The tort of misuse of private information - another English export

19 February 2014 | Public & Product Liability
In January 2014 a group of UK claimants were successful in arguing that their claim against Google for tracking and collating information relating to their internet usage should be heard in England, instead of the US, in Vidal-Hall & Ors v Google Inc [2014] EWHC 13. If this case goes to trial, it will be a landmark decision for internet privacy.

The claimants allege that Google acted in breach of confidence, misused private information and breached the UK Data Protection Act 1998 (DPA) by gathering information about their internet usage on Apple Safari browsers without the users knowledge or consent for the purpose of targeting advertisements.

In order to establish that the UK has jurisdiction to hear the matter, the claimants were required to show that the act of tracking and collating information was being performed in the UK, and that there was a claim in tort where the damage was sustained within the UK. The English High Court so considered whether a breach of confidence, misuse of private information and breach of the DPA amounted to a claim in tort.

The High Court, in line with recent English authorities, recognised the emergence of the tort of misuse of information, and that the claim did indeed amount to a claim in tort.

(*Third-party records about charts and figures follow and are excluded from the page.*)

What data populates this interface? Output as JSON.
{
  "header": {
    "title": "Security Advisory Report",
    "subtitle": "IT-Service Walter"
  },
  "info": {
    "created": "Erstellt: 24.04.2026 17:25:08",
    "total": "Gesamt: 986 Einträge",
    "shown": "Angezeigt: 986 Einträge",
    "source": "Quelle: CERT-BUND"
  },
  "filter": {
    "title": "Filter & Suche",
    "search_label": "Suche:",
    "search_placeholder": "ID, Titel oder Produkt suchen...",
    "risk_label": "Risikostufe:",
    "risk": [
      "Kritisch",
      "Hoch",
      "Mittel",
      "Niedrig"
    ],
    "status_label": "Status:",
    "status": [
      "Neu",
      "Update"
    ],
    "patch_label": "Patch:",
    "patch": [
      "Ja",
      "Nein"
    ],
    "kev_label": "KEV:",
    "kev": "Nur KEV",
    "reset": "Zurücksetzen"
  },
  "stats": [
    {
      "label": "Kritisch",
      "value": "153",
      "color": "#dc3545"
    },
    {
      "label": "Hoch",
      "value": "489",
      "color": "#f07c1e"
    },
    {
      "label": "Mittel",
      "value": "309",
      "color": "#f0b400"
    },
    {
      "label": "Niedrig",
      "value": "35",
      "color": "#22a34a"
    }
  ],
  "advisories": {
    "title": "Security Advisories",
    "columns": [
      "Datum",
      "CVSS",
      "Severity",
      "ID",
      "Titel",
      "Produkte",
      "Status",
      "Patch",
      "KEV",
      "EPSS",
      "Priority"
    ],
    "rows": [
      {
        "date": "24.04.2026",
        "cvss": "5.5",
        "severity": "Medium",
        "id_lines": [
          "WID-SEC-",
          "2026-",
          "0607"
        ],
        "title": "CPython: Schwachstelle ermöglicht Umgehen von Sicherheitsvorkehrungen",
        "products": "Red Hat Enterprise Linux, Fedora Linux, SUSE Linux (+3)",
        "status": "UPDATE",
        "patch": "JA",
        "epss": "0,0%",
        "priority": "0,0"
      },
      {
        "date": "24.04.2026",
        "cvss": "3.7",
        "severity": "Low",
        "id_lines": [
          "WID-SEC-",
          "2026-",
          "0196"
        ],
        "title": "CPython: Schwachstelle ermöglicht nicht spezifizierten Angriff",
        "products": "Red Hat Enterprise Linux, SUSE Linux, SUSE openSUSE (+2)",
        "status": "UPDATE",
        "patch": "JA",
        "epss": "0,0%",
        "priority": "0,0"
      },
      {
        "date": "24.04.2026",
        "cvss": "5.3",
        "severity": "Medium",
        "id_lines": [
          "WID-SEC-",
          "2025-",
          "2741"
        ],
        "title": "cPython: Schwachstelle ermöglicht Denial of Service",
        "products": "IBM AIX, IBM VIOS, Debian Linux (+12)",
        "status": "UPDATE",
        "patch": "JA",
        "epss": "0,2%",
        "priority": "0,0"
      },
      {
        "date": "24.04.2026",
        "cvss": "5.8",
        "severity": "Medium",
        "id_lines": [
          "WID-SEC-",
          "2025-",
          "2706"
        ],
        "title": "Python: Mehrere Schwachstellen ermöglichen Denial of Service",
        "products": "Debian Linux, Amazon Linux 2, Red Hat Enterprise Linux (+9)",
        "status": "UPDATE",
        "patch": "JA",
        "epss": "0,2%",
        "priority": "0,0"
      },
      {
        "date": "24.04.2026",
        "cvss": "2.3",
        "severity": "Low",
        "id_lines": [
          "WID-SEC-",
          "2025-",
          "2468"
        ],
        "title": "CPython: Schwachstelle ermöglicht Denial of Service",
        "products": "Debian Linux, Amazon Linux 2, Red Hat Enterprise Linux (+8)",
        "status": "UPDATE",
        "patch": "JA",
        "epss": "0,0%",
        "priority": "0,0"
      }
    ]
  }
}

The court accepted that the dispute was one to be decided in England. The judgment does not go on to consider the elements of the tort nor does it clarify whether or not it is actionable per se, that is without having to establish damage suffered as a result of the misuse of private information.

Google attempted to argue that the information was not in fact private because it was anonymous, being kept separately to information from which an individual could be identified. The High Court described this submission as “surprising” given that the information would not be gathered unless it was of value and could be used to target advertising toward its users. Google has since ceased tracking Safari users but has indicated it will appeal the High Court’s decision.

In the past, Google has faced US regulatory sanctions for the same practice of collecting information from Safari users and has been fined $22.5 million by the US Federal Trade Commission for misrepresenting to Safari users that it would not track their usage in order to direct targeted advertising to them.

For those in the UK and its colonies, this latest case has potential significant ramifications. Will the UK courts apply the common law in a way so as to protect internet users from covert surveillance by large organisations? This case will no doubt raise issues regarding the extent to which “big data” is collected and used.

The High Court put a dampener on the possibility of class actions against Google for misuse of private information when it observed that not all information that can be deduced or obtained based on a person’s internet usage will be private information. For example, if a lawyer’s screen displayed advertisements from which it could be inferred that he or she was a lawyer, then that would not disclose information that was private even though it might be personal. Only complaints regarding particular information about particular individuals displayed on particular occasions will be such as to give rise to a duty not to misuse such information.

There is no common law right to privacy in Australia. However, Australian courts do recognise an action for breach of confidence which was the starting point for the development of the tort of misuse of information in the UK. Given the global reach of Google and other organisations monitoring internet usage, it would seem to be only a matter of time before Australian courts will be asked to consider whether individual users are entitled to privacy online.